Kulvarımda birinciyim çünkü hüzün
benim reçetem ve işte İlahi ilacım yüce Mevla’m.
Topa tutanlar var.
Bir de taşlayanlar.
Ama ben sevdikçe taçlanıyor yüreğim
ve tutuklu kaldığım şu hücremde sensin benim sevincim ve gediklim.
Hüzün coğrafyam.
İklimlerden özlem, annem.
İçerlemiyorum artık bana yapılanlara
onlar bir kere içmiş yılan zehrini ve işte böylece daha da değere biniyor benim
güzel gönüllü Allah dostlarım.
Bir imtiyaz ise gece.
Bir şive ise her hecede saklı olası
neşe.
Kurumadan gözlerim gel.
Kuldan başkası yok yaralayan.
Kül olsam ne ki sen yanımda
olmadıktan sonra?
Kulluğuma binaen aciz varlığımı da
hibe ettim madem ve işte acılarımdan ördüğüm bir şiir bir yazı daha:
dertlendiğime bakma sen yeter ki ak annem ak kollarıma ve ak saçlarını okşamaya
dahi kıyamazken son nefesimi vereyim yeter senin acını görmeden varsın
serileyim kabrime ki ben zaten hayatta değil mi kabir azabı yaşadım…
Bildiğim.
Bilmediğin.
Tahmin ettiğin ve biliyorum da sana
malum olduğunu yeter ki aç gözlerini ve kocaman kalbine son kere sokulayım ve
kapatayım gözlerimi bu densiz yalan dünyaya.
Hicvi şiirin.
Hicreti mevsimin.
Temkinliyim artık insanlardan yana ve
yâd edilesi mazimde saklı ne varsa ve de ben elbet senin eserinim Rabbimin
izniyle yazdıklarımda kayıtsız kalamıyorum hayata ve sen acı çekerken aldığım
nefes dahi haram bana.
Nefsim, değil mi annem?
Hani sadece on yaşımdayken öldürdüğüm
nefsim.
Hani, insanların prangalar vurduğu
hani başımdan aşağı kaynar suların döküldüğü.
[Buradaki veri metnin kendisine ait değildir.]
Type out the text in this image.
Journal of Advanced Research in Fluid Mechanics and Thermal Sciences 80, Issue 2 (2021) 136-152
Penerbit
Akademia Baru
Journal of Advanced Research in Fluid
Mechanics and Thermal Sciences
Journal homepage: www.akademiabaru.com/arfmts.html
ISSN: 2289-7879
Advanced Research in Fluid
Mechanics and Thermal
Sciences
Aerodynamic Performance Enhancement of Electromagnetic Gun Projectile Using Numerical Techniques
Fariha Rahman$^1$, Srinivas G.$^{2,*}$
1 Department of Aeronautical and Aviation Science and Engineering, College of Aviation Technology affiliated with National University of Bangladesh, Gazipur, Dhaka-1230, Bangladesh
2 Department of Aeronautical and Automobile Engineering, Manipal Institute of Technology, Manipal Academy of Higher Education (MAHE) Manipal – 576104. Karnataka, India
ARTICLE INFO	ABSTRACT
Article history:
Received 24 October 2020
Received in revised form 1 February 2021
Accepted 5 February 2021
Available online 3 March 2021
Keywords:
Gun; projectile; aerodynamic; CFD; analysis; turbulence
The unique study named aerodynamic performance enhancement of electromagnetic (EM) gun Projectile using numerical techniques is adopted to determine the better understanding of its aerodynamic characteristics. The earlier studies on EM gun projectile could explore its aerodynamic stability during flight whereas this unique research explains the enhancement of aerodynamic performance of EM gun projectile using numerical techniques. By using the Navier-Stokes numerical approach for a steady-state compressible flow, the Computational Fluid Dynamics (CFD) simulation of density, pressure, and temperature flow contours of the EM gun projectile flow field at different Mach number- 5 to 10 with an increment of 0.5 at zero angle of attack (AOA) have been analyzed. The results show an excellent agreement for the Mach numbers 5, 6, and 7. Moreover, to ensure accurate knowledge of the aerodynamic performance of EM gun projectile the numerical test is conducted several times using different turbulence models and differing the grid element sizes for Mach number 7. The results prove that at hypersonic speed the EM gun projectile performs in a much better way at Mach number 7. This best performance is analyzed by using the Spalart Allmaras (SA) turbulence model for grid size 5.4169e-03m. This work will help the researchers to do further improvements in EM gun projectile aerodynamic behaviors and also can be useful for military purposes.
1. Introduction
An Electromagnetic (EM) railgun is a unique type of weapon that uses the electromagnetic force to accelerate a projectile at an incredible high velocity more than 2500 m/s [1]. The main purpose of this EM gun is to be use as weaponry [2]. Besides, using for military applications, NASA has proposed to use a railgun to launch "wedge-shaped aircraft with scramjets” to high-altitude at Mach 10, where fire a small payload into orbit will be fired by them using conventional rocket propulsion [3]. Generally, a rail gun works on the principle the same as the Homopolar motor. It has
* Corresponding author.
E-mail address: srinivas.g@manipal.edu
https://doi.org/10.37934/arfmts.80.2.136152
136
Neymiş efendim? Azıcık genç irisi
bir çocukmuşum da yediklerim de fazlaymış hani ne de olsa üç beş kilo eklendi
diye zar tutuyormuş insanlar hem neyime gerek yemek yemek?
Basireti bağlanmış bir kere
mutluluğun.
Mutluluk benim için sevmek demek: aç
olsam ne ki ya da tok olsam?
İçin nasıl acırdı, annem çocuk yaşımda
kendimi sırf insanlar uğruna açlığa teslim ettiğim nasıl acıtırdı canını ama
benim kadar acıyamaz canın yeter ki daha fazla acı vermesin Rabbim.
Bir öyküm yok benim binlercesi var
yazdığım ve yazacağım ve de yazmaya doyamadığım ve sana verdiğim sözü tutuyorum
annem çünkü sen beni hep cesaretlendirdin yazmam için.
Yazmam mı annem?
Yazgımda saklı ne varsa peşinen
kabullendiğim ve işte yazgıma eşlik ediyorum yazmaya meylettiğim ne ise bir bir
dökülüyor yüreğimden ve sensin tüm yüreğimi kaplayan bunca zaman nasıl da
doyamadım ben sana yeter ki ben sana doymadan gitmelere kalkma.
Ben giderim, be annem: ben senin
yerine giderim de.
Babamdan sonra bir de sen gidersen
yaşayamam ben.
Yazgımla yazdıklarımla solumdan sağa
saydığım ve nöbet tuttuğum sabahlar gelsin yeniden yeter ki senle doğsun gün ve
güneş.
Sensizliğe katlanamam ama bensizliğe
katlanırsın sen ve de tüm dünya.
Sensizliği değil senle olmayı
katlıyorum çünkü ben kat izimle seviyor ve yaşıyorum ve de yazarken bil ki kat
izimde mevcuttur ruhum ve duygularım ve Allah korkum.
İman gücümden doğan bu umutla bunca
duayla yeter ki dön yeniden ve kon başucuma.